連休の旅行に関しては、北米から抜け出す金銭的ハードルが高いので基本カナダかアメリカでした。正直ヨーロッパに留学した友達は欧州一周するんじゃないかという勢いで旅行していることも多いのでとても羨ましかったです。ですが日本からだと航空券が高すぎる都市に数万円で行けるのは魅力的でした。私はニューヨーク、ボストン、シカゴ、フロリダに友達と遊びに行きました。また、学期終了後の帰国までの間にカナダのケベックシティ、モントリオール、ナイアガラの滝に遊びに行ったりしました。おかげで日本に帰ってきてからバイトに追われていますが、どれも良い思い出です。
5, 授業について
トロント大学では4つの授業を履修していました。早稲田よりも一つの授業のウェイトが重いので、交換留学生は3~5個の授業しか申請できなかったと記憶しています。発言が求められたり、グループワークがあったりなど、大変な面も多かったですが、意外と内容に関しては早稲田で学んだことより圧倒的に難しいということもありませんでした。最大の難関が期末試験ですが、英語で長文を書かされるのでいわゆる純ジャパの私にはかなり恐ろしかったです。
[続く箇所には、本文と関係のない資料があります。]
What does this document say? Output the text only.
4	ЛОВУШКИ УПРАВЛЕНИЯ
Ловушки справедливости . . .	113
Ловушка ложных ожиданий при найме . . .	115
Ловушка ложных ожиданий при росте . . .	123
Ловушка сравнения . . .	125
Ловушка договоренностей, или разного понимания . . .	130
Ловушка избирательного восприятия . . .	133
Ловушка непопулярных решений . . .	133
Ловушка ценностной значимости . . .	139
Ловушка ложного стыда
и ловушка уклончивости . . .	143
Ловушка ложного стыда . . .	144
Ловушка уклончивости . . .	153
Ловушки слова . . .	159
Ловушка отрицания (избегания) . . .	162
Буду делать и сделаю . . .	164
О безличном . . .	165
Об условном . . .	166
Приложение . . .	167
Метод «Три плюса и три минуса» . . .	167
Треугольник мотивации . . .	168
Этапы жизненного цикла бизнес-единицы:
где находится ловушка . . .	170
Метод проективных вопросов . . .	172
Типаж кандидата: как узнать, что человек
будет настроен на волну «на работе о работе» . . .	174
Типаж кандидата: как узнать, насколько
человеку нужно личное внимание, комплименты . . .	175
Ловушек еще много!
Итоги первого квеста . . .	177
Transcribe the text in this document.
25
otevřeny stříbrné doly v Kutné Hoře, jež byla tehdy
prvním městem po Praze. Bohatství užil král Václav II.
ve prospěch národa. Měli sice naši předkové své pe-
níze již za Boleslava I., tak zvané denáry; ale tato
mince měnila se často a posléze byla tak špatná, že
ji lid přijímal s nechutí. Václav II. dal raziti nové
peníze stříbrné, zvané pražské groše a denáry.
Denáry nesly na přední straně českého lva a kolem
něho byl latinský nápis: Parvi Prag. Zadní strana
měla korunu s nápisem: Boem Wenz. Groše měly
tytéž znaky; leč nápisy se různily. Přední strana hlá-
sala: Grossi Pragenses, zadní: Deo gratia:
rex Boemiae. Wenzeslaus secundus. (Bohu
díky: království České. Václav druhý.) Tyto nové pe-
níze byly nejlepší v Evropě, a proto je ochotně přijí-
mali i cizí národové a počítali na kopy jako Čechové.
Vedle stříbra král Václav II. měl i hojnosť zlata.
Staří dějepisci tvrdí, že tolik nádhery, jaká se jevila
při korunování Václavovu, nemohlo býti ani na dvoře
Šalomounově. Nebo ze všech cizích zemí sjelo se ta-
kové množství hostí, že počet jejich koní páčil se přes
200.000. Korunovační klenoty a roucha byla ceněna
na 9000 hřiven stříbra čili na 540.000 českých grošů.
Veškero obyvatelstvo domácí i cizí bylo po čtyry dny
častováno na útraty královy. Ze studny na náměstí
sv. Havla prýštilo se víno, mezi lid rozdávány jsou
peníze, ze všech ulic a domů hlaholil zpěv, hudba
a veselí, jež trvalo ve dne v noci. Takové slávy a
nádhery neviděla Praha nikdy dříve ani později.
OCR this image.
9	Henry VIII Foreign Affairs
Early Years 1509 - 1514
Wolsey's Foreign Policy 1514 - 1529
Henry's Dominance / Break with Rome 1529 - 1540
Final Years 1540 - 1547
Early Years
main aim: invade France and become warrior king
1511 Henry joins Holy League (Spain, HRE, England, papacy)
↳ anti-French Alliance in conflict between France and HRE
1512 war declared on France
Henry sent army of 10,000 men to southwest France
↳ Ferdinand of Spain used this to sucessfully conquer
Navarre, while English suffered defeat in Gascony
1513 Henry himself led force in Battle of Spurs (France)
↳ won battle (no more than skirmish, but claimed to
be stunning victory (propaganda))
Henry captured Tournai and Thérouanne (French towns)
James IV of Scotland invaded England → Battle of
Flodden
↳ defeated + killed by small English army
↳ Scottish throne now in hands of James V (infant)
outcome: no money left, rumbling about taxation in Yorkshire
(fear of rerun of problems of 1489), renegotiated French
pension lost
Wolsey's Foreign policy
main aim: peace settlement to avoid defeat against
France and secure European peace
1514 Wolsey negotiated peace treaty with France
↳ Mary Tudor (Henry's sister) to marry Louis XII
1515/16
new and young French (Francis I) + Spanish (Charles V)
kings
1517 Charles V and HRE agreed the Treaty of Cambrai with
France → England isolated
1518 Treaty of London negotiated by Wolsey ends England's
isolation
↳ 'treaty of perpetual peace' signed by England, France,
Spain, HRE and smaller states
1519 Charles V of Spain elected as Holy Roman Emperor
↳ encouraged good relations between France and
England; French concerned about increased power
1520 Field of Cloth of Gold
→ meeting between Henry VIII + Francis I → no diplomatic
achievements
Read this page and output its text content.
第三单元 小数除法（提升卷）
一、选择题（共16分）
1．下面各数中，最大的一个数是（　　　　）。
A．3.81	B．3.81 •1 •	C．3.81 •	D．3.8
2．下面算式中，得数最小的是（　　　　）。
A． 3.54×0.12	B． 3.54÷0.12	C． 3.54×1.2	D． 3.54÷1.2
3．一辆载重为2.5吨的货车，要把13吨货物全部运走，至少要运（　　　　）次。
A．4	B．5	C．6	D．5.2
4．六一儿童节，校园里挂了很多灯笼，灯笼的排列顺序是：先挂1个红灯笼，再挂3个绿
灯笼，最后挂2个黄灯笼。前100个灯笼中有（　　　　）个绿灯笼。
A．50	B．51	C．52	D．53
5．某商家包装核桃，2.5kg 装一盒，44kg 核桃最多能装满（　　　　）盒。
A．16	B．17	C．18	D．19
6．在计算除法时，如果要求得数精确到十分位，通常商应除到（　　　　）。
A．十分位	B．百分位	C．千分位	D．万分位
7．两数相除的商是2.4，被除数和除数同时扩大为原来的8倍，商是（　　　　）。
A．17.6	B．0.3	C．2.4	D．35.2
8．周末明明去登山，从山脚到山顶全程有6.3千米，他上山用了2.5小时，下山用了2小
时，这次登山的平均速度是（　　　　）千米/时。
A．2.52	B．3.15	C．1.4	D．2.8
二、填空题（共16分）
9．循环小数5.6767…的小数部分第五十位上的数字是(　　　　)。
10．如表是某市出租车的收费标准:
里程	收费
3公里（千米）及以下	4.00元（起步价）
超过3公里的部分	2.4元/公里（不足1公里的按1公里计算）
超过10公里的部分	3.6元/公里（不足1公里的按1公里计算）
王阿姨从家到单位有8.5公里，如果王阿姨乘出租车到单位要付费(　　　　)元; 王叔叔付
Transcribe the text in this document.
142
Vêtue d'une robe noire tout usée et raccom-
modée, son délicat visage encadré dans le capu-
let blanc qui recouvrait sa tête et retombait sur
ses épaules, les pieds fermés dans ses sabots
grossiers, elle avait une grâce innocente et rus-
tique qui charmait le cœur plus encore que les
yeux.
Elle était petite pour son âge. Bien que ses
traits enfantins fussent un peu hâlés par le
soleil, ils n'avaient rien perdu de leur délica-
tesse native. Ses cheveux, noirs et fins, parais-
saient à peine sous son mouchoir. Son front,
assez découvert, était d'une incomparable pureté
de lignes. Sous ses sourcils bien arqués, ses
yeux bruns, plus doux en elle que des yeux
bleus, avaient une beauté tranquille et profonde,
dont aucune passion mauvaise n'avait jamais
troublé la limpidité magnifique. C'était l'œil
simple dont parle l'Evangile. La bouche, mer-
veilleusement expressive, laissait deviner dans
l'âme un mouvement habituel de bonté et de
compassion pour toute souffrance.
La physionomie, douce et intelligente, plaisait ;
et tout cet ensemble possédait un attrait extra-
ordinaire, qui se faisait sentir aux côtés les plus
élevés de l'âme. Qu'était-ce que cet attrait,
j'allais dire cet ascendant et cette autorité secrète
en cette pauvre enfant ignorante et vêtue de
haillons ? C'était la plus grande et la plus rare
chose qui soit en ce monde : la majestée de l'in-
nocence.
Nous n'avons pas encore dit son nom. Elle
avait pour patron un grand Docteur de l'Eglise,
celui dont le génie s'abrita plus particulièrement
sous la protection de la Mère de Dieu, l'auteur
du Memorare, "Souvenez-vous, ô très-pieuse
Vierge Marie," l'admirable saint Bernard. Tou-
ただ、英語が母語ではない留学生が多いトロント大学だからこそなのか、教授たちが文法的なエラーを気にせずに内容ベースで採点をしてくれているように感じました。
6, 参加していたクラブ・コミュニティ
何か一つのクラブに根を張っていたわけではありませんが、興味のあるイベントを開催していた様々なクラブに顔を出して、いろんな人と英語で会話をするよう心がけていました。新歓の時期のクラブフェアで興味を持った編み物、世界中のお茶、お菓子作り、などに関連するクラブの活動に参加しました。また、日本文化に興味がある学生が集まるクラブには何度も顔を出しました。共通の話題が多く友達を作りやすいのでとても楽しかったです。
7, 最後に一言
初めての一人暮らし・海外生活ということもあり、出発前は不安でいっぱいでしたが、一度帰ってくると時々恋しくなるほど充実した楽しい時間だったなと感じます。
この体験記がこれからトロント大学に留学する学生の皆さんに役立てば幸いです。